COMPBRN3: Modeling Compartment Fires Behavior.



2. CONTRIBUTOR

Oak Ridge National Laboratory, Oak Ridge, Tennessee through the Energy Science and Technology Software Center, Oak Ridge, Tennessee.



3. CODING LANGUAGE AND COMPUTER

FORTRAN 77; PC 386; (P00389PC38600).



4. NATURE OF PROBLEM SOLVED

COMPBRN3 is a deterministic fire hazards program designed for use in probabilistic analysis of fire growth in a particular room. This analysis is required when assessing the risk associated with fires in nuclear power plants. An air entrainment model is included which consists of a plume entrainment model, a wall jet entrainment model, and a model for the doorway mixing effect. Output available includes the total heat release rate of the fire, the temperature and thickness of the hot gas layer formed near the compartment ceiling, the mass burning rate for individual fuel elements, the surface temperature of the elements, and the thermal heat flux at user-specified locations.



5. METHOD OF SOLUTION

A quasi-static approach is followed to simulate the process of fire growth during the pre-flashover period in an enclosure. The compartment is modeled as two zones (or control volumes) which divide it into two distinct, homogeneous, stably-stratified regions. The hot gases accumulating under the ceiling due to fire plume entrainment and negative buoyancy are defined as the upper layer (the ceiling hot gas layer). The lower region is assumed to be thermally inert and contains relatively quiescent cool air, which remains at ambient conditions at all times. These regions are separated by a thermal interface with uniform height inside the room and a higher elevation at the doorway. At each time-step, the hot gas layer model computes the thermal interface heights, the hot gas layer temperature, and the heat fluxes to fuel elements by solving several coupled mass and heat steady-state balance equations by a Newton-Raphson iteration scheme. Correlations are used to determine the convective heat transfer in the buoyant plume of hot gases above the flames. The COMPBRN3 steady-state models and submodels are taken from the fire research literature.
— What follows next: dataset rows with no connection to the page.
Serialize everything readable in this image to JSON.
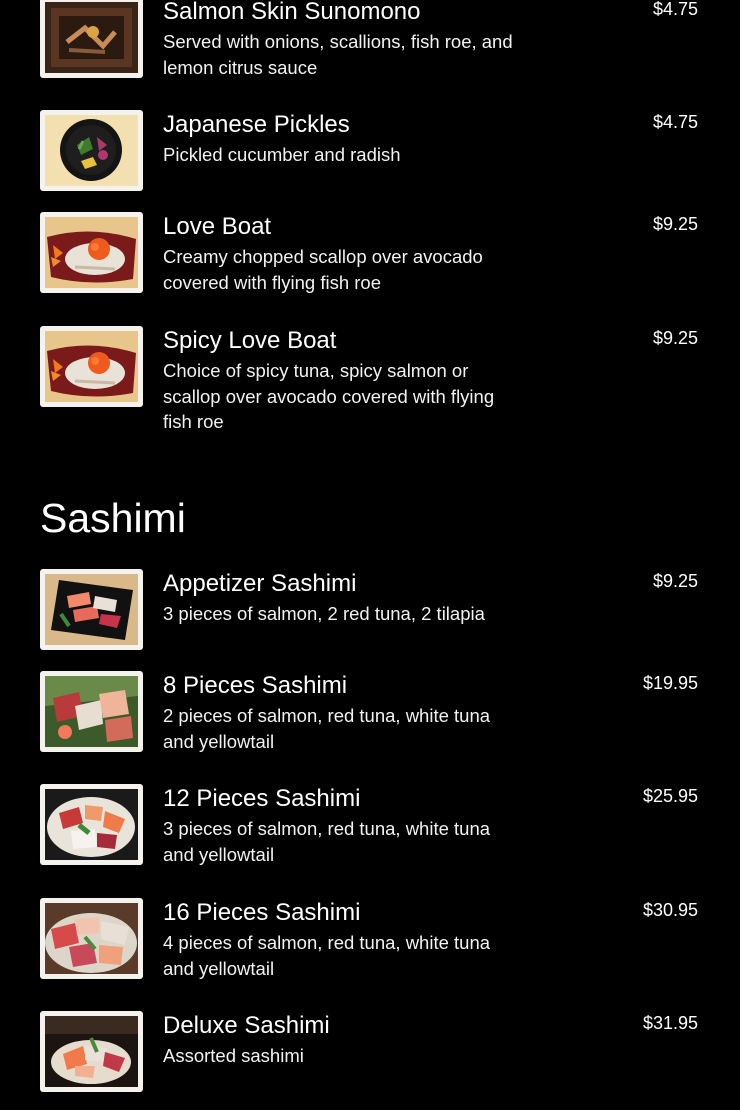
{
  "colors": {
    "background": "#000000",
    "text": "#ffffff",
    "thumb_frame": "#f4f2ec"
  },
  "appetizer_items": [
    {
      "name": "Salmon Skin Sunomono",
      "description": "Served with onions, scallions, fish roe, and lemon citrus sauce",
      "price": "$4.75",
      "image_icon": "salmon-skin-sunomono-photo"
    },
    {
      "name": "Japanese Pickles",
      "description": "Pickled cucumber and radish",
      "price": "$4.75",
      "image_icon": "japanese-pickles-photo"
    },
    {
      "name": "Love Boat",
      "description": "Creamy chopped scallop over avocado covered with flying fish roe",
      "price": "$9.25",
      "image_icon": "love-boat-photo"
    },
    {
      "name": "Spicy Love Boat",
      "description": "Choice of spicy tuna, spicy salmon or scallop over avocado covered with flying fish roe",
      "price": "$9.25",
      "image_icon": "spicy-love-boat-photo"
    }
  ],
  "sashimi_section": {
    "title": "Sashimi",
    "items": [
      {
        "name": "Appetizer Sashimi",
        "description": "3 pieces of salmon, 2 red tuna, 2 tilapia",
        "price": "$9.25",
        "image_icon": "appetizer-sashimi-photo"
      },
      {
        "name": "8 Pieces Sashimi",
        "description": "2 pieces of salmon, red tuna, white tuna and yellowtail",
        "price": "$19.95",
        "image_icon": "8-pieces-sashimi-photo"
      },
      {
        "name": "12 Pieces Sashimi",
        "description": "3 pieces of salmon, red tuna, white tuna and yellowtail",
        "price": "$25.95",
        "image_icon": "12-pieces-sashimi-photo"
      },
      {
        "name": "16 Pieces Sashimi",
        "description": "4 pieces of salmon, red tuna, white tuna and yellowtail",
        "price": "$30.95",
        "image_icon": "16-pieces-sashimi-photo"
      },
      {
        "name": "Deluxe Sashimi",
        "description": "Assorted sashimi",
        "price": "$31.95",
        "image_icon": "deluxe-sashimi-photo"
      }
    ]
  }
}
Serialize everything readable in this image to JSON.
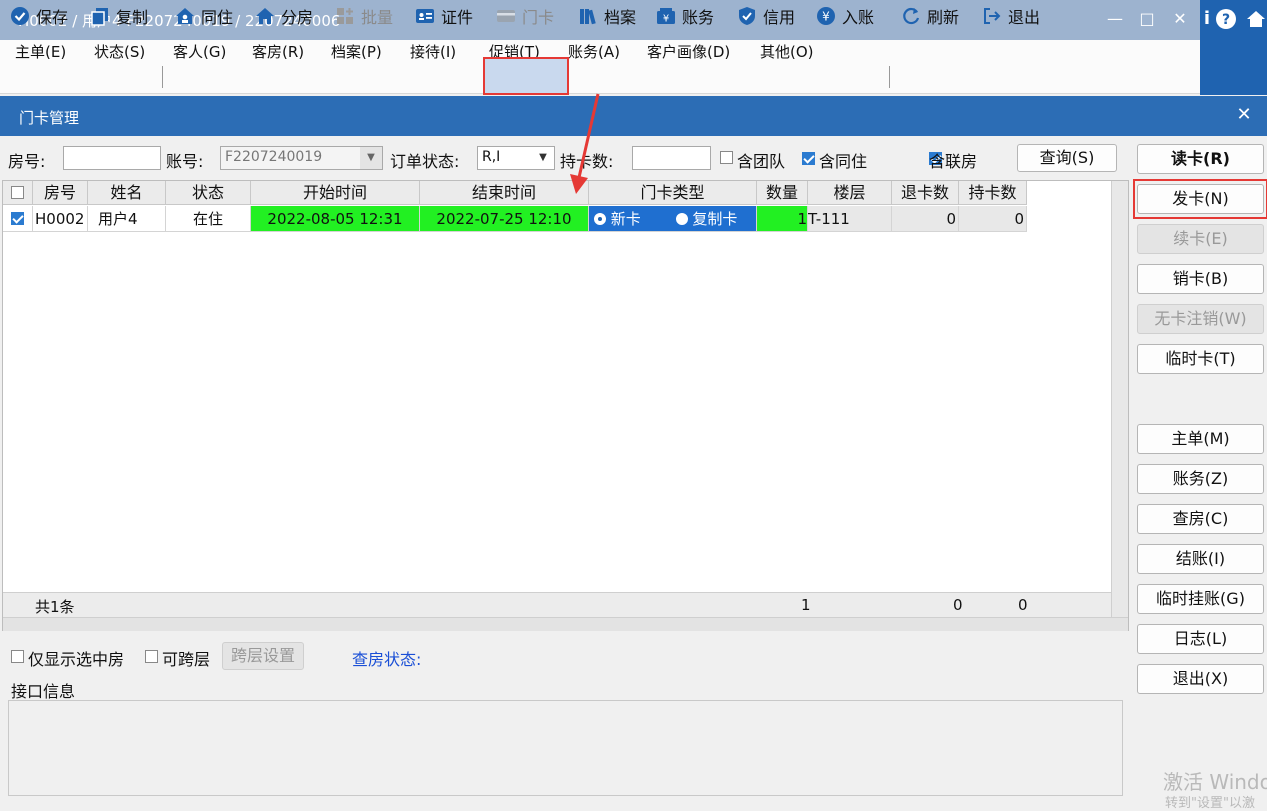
{
  "window": {
    "title": "H0002 / 用户4 F2207240019 / 2207240006"
  },
  "menu": [
    "主单(E)",
    "状态(S)",
    "客人(G)",
    "客房(R)",
    "档案(P)",
    "接待(I)",
    "促销(T)",
    "账务(A)",
    "客户画像(D)",
    "其他(O)"
  ],
  "toolbar": {
    "save": "保存",
    "copy": "复制",
    "cohabit": "同住",
    "assign_room": "分房",
    "batch": "批量",
    "id_card": "证件",
    "door_card": "门卡",
    "archive": "档案",
    "account": "账务",
    "credit": "信用",
    "post": "入账",
    "refresh": "刷新",
    "exit": "退出"
  },
  "dialog": {
    "title": "门卡管理"
  },
  "filter": {
    "room_label": "房号:",
    "room_value": "",
    "account_label": "账号:",
    "account_value": "F2207240019",
    "order_status_label": "订单状态:",
    "order_status_value": "R,I",
    "card_count_label": "持卡数:",
    "card_count_value": "",
    "group_label": "含团队",
    "cohabit_label": "含同住",
    "linked_label": "含联房",
    "query_label": "查询(S)"
  },
  "grid": {
    "headers": [
      "房号",
      "姓名",
      "状态",
      "开始时间",
      "结束时间",
      "门卡类型",
      "数量",
      "楼层",
      "退卡数",
      "持卡数"
    ],
    "rows": [
      {
        "room": "H0002",
        "name": "用户4",
        "status": "在住",
        "start": "2022-08-05 12:31",
        "end": "2022-07-25 12:10",
        "type_new": "新卡",
        "type_copy": "复制卡",
        "qty": "1",
        "floor": "T-111",
        "returned": "0",
        "held": "0"
      }
    ],
    "footer": {
      "total": "共1条",
      "qty": "1",
      "returned": "0",
      "held": "0"
    }
  },
  "side_buttons": {
    "read": "读卡(R)",
    "issue": "发卡(N)",
    "renew": "续卡(E)",
    "cancel": "销卡(B)",
    "nocard": "无卡注销(W)",
    "temp": "临时卡(T)",
    "master": "主单(M)",
    "account": "账务(Z)",
    "checkroom": "查房(C)",
    "checkout": "结账(I)",
    "temphang": "临时挂账(G)",
    "log": "日志(L)",
    "exit": "退出(X)"
  },
  "bottom": {
    "only_selected": "仅显示选中房",
    "cross_floor": "可跨层",
    "cross_floor_btn": "跨层设置",
    "check_status": "查房状态:",
    "interface_info": "接口信息"
  },
  "watermark": {
    "line1": "激活 Windo",
    "line2": "转到\"设置\"以激"
  },
  "colors": {
    "title_bar": "#9db3cf",
    "dialog_header": "#2c6db5",
    "highlight_green": "#22f022",
    "highlight_red": "#e53935",
    "check_status_text": "#1a4fd6"
  }
}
6. RESTRICTIONS OR LIMITATIONS

Maxima of 30 super modules, 10 fuel cells initially on fire, and 5 fuel types.



7. TYPICAL RUNNING TIME

RSICC executed the sample problem in 1 second on an Pentium II/266 Mhz.



8. COMPUTER HARDWARE REQUIREMENTS

PC 386 or better with 1 Mbytes of free hard disk space.



9. COMPUTER SOFTWARE REQUIREMENTS

DOS 3.1 or later. The Lahey F77L-EM/32 V5.01 compiler was used to build the executable included in the package. This executable can be run in a DOS window of Windows95.



10. REFERENCE

V. Ho, N. Siu, G. Apostolakis, and G. F. Flanagan, "COMPBRN III - A Computer Code for Modeling Compartment Fires," NUREG/CR-4566, ORNL/TM-10005 (July 1986).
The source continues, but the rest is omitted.